1978 German Christian hymn

"Komm, Herr, segne uns" (Come, Lord, bless us) is a Christian hymn in German in four stanzas with text and music by the Protestant pastor Dieter Trautwein, written in 1978. It is a hymn of the genre Neues Geistliches Lied (NGL), appearing in German hymnals of different denominations, including the Protestant Evangelisches Gesangbuch and the Catholic Gotteslob. It begins with the line "Komm Herr, segne uns, dass wir uns nicht trennen" (Come, Lord, bless us, that we do not separate).

== History ==
The Protestant pastor Dieter Trautwein wrote the German text and the music of "Komm, Herr, segne uns" in 1978. He had studied theology after World War II, including at Ökumenische Hochschule Bossey/Geneva, with an focus on ecumenism.
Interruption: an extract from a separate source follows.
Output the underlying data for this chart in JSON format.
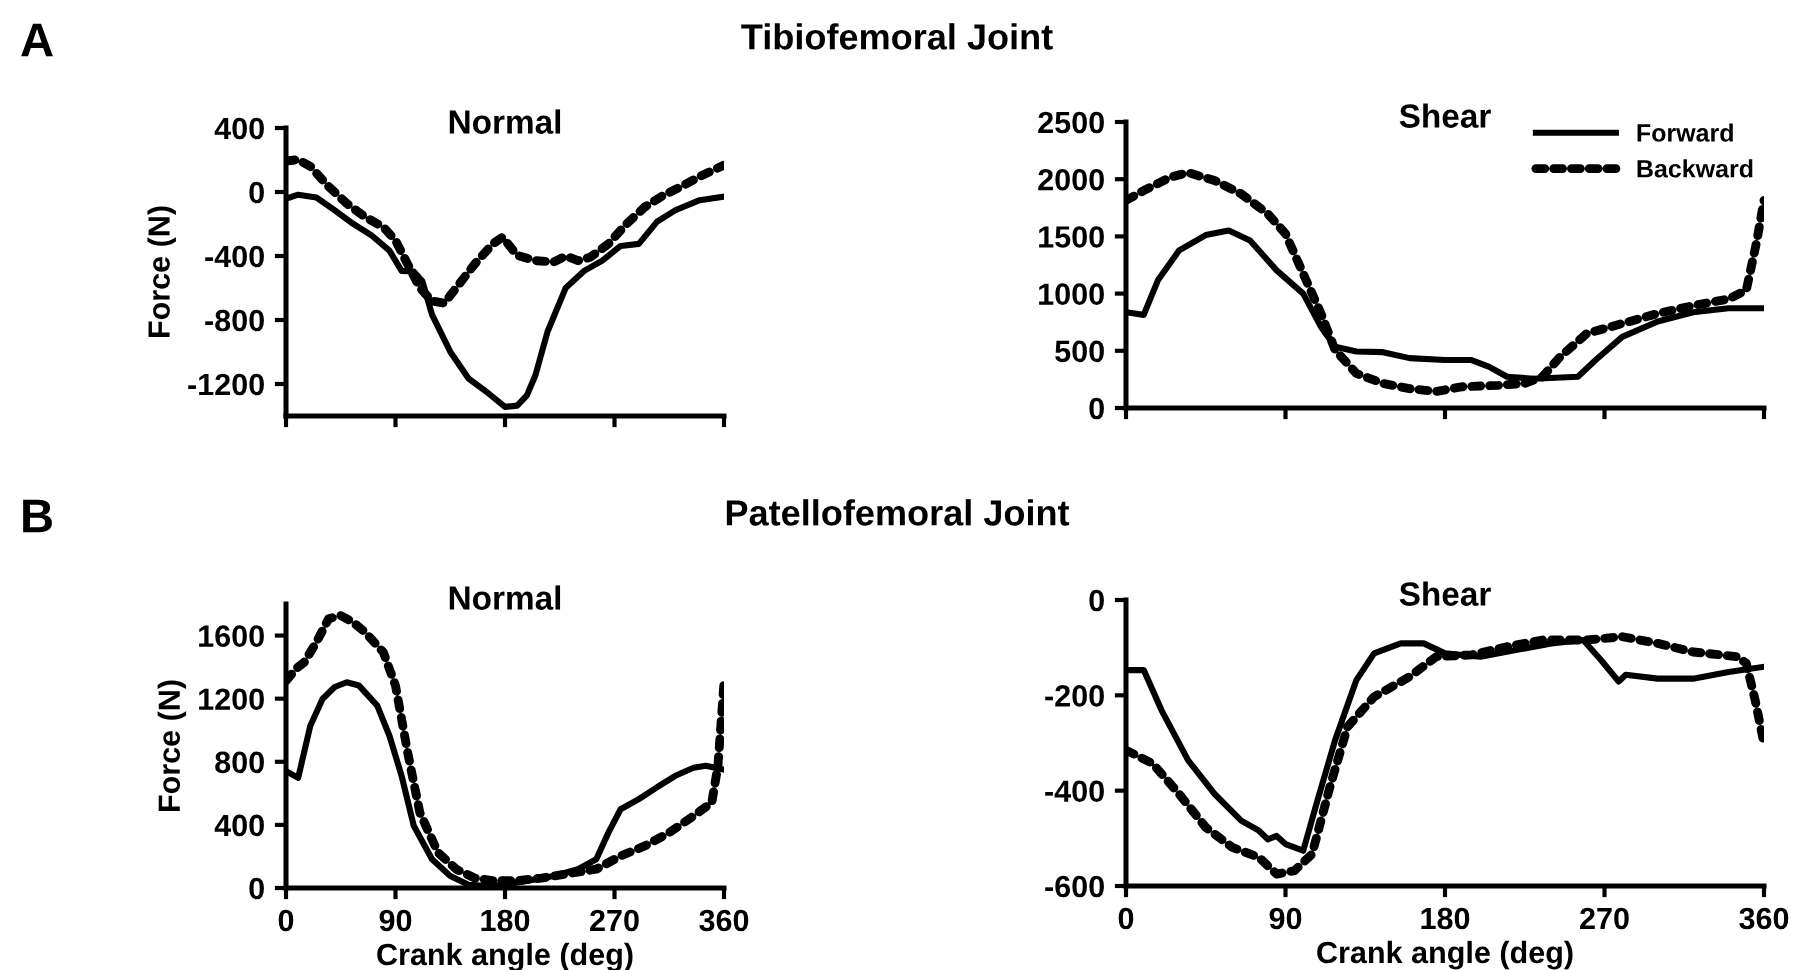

He became pastor for young people (Jugendpfarrer) in Frankfurt in 1963, where his Catholic colleague was Lothar Zenetti.

"Komm, Herr, segne uns" is a hymn of the genre Neues Geistliches Lied (NGL) in four stanzas. It was included in German hymnals of different denominations. In the Protestant hymnal Evangelisches Gesangbuch, it is EG 170. In the Catholic hymnal Gotteslob, it appears as GL 451.

== Text and music ==
The song is in four stanzas, of eight lines each. It begins "Komm Herr, segne uns, dass wir uns nicht trennen", requesting blessing to counter separation. The second stanza deals with fair sharing in a community. The third stanza is focused on peace as a work in progress, to which the individual singer can contribute. Finally, the first stanza is repeated, ending "Lachen oder Weinen wird gesegnet sein" (Laughter and crying will be blessed).

Kurt Grahl composed a motet setting the hymn for four-part choir, congregational singing and organ. Trautwein published an autobiography in 2003, using the beginning of the hymn as the title, Komm Herr segne uns, subtitled Lebensfelder im 20. Jahrhundert (Fields of life in the 20th century).